Indeed, Jamaican legal and political figure Dudley Thompson played a critical role in ensuring that the people's choice, Jomo Kenyatta, was available to lead Kenya into independence. Thompson was at a time working in what was then Tanganyika - today's Tanzania - when he was by secret messenger informed that Kenyatta was being held in an isolated jail and about to be tried for ostensibly leading the Mau Mau rebellion. It was Thompson who put together the legal team that fought Kenyatta's case and ensured his eventual freedom.
In its more than 40 years of independence, Kenya, not unlike Jamaica, has meandered through periods of political instability and turbulence which have tested its democracy. For a long period of its existence, it was effectively a one-party, though not necessarily authoritarian, state.
But by the early 1990s, under pressure from the West and in response to global realities, multi-party democracy and economic liberalisation were back in vogue. Political democracy appeared to have been firmly entrenched by 2002 when Mr. Kibaki, with the backing of a wide coalition of parties, came to office on an anti-corruption platform that swept away the long-ruling Kenya African National Union (KANU). But within three years, that coalition had fallen apart on the issue of constitutional reforms and accusations that Mr. Kibaki had failed to tackle corruption, which had now enmeshed his administration.

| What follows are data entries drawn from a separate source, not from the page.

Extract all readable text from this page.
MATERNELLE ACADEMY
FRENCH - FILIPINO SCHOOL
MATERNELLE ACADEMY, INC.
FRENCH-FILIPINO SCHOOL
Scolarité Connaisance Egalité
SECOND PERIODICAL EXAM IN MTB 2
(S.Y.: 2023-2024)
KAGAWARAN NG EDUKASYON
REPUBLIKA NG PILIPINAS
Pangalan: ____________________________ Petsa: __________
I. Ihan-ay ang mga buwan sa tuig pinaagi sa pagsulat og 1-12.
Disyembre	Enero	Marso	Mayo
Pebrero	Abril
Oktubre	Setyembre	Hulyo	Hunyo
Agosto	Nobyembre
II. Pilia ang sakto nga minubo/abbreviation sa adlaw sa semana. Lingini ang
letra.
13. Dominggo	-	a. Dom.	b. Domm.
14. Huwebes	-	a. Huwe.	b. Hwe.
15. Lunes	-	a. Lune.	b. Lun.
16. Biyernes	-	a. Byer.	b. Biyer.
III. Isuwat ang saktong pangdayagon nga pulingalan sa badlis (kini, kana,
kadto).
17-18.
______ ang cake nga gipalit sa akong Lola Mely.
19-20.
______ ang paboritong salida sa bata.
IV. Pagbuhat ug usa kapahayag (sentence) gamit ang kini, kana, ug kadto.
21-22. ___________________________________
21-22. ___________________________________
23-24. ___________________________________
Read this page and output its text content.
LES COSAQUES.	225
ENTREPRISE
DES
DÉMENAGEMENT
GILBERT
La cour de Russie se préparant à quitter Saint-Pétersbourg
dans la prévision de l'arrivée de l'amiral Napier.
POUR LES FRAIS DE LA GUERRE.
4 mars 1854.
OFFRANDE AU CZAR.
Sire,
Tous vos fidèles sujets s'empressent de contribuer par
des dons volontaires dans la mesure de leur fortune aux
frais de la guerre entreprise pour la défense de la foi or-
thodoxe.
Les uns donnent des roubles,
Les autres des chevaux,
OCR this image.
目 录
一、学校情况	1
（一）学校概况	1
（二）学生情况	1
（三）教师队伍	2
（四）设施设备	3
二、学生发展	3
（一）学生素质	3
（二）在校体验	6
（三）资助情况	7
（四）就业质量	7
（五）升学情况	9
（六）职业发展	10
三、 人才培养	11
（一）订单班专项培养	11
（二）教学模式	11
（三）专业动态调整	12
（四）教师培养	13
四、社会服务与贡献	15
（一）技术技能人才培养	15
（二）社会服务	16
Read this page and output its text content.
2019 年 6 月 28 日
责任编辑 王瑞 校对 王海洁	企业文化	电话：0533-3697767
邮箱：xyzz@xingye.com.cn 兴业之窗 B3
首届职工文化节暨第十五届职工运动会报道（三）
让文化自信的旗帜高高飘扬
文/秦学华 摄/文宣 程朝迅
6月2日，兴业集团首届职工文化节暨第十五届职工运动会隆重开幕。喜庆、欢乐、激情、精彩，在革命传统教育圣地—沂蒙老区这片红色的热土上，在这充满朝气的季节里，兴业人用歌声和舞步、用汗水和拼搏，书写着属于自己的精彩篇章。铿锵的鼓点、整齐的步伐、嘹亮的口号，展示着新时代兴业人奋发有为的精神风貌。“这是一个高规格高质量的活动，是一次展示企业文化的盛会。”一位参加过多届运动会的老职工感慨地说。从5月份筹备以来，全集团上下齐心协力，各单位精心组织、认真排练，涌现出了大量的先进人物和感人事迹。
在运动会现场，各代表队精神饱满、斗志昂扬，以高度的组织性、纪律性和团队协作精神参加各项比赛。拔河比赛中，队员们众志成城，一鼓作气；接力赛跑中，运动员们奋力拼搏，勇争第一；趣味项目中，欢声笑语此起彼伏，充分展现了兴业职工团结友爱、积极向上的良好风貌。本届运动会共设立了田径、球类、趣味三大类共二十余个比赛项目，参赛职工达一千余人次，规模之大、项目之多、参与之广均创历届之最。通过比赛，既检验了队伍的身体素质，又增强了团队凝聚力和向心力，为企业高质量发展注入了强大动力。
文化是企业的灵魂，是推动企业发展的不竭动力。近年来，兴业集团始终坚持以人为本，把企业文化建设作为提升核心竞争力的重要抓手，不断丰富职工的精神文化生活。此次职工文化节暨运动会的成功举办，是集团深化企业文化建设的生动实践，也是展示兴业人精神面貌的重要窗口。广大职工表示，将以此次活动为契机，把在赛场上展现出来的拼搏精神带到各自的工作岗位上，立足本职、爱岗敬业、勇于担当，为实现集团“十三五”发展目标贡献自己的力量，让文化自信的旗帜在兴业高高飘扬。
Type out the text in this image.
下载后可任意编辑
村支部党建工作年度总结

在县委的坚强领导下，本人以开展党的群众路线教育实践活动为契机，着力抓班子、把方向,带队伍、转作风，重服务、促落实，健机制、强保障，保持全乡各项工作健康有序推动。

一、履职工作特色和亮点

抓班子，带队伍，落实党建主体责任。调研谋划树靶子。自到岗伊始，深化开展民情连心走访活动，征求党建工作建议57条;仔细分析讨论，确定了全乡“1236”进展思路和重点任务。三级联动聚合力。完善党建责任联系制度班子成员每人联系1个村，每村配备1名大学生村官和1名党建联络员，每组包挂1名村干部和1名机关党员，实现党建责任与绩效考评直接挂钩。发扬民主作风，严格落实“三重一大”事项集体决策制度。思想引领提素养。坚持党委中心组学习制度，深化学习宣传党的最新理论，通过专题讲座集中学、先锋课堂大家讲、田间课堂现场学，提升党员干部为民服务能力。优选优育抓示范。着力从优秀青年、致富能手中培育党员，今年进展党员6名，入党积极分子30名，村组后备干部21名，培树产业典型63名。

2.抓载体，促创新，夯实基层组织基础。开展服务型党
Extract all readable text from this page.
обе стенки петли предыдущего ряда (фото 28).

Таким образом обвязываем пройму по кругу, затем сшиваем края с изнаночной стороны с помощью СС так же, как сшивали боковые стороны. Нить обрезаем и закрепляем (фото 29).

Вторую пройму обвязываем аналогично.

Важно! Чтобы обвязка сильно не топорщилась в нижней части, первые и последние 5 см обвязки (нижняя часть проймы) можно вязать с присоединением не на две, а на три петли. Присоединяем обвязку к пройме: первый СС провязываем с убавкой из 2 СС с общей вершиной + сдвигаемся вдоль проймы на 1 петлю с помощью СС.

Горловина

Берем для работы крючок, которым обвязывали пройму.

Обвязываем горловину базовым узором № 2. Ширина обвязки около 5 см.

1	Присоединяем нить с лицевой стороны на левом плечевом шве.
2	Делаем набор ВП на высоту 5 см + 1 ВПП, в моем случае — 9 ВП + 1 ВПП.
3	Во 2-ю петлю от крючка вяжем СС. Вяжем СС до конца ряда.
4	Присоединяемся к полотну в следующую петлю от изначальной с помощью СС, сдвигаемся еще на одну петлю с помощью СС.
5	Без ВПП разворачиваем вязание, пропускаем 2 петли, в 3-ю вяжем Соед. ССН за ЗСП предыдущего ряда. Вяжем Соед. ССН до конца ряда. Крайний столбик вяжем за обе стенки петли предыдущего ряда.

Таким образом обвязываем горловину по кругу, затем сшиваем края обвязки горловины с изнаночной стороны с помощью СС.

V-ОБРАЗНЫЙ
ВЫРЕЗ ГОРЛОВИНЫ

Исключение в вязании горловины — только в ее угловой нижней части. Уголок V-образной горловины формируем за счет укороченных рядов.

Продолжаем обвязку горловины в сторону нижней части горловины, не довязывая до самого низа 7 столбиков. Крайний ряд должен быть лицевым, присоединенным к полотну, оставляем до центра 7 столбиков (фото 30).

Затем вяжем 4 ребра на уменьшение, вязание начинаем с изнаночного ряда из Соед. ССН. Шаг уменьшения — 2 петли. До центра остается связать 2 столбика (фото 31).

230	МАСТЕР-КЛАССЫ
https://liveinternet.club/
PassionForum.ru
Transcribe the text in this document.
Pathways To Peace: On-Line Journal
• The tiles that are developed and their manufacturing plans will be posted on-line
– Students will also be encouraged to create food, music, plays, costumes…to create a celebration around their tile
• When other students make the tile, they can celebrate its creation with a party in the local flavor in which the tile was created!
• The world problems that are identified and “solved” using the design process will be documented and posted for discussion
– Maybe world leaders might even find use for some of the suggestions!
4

Mr. Odinga, a former close ally, is one of those who deserted Mr. Kibaki over his presumed failure at power-sharing, paving the way for last Thursday's bitter and close presidential contest.
Both camps, prior and during the vote, complained of vote-rigging by the other and each claimed victory ahead of official announcements by the electoral authorities. But given the sweeping defeat of several key members of Mr. Kibaki's cabinet, it seems that the mood of the Kenyan people, recent robust economic growth notwithstanding, was against the current leadership. The uncertainty over the outcome of the poll has caused riots and looting, especially in Mr. Odinga's strongholds where there were suspicions that the election was being stolen from their man.
It is important that both men move quickly to calm supporters, declaring their respect for the outcome of the process and to continue any fight via the judicial system. That is the only way to strengthen Kenyan democracy.
Messrs Kibaki and Odinga, should they do anything to encourage instability, may recall Mombasa and the fact that their country shares borders with Sudan and Somalia. Once the genie is out of the bottle, it may be difficult to recapture.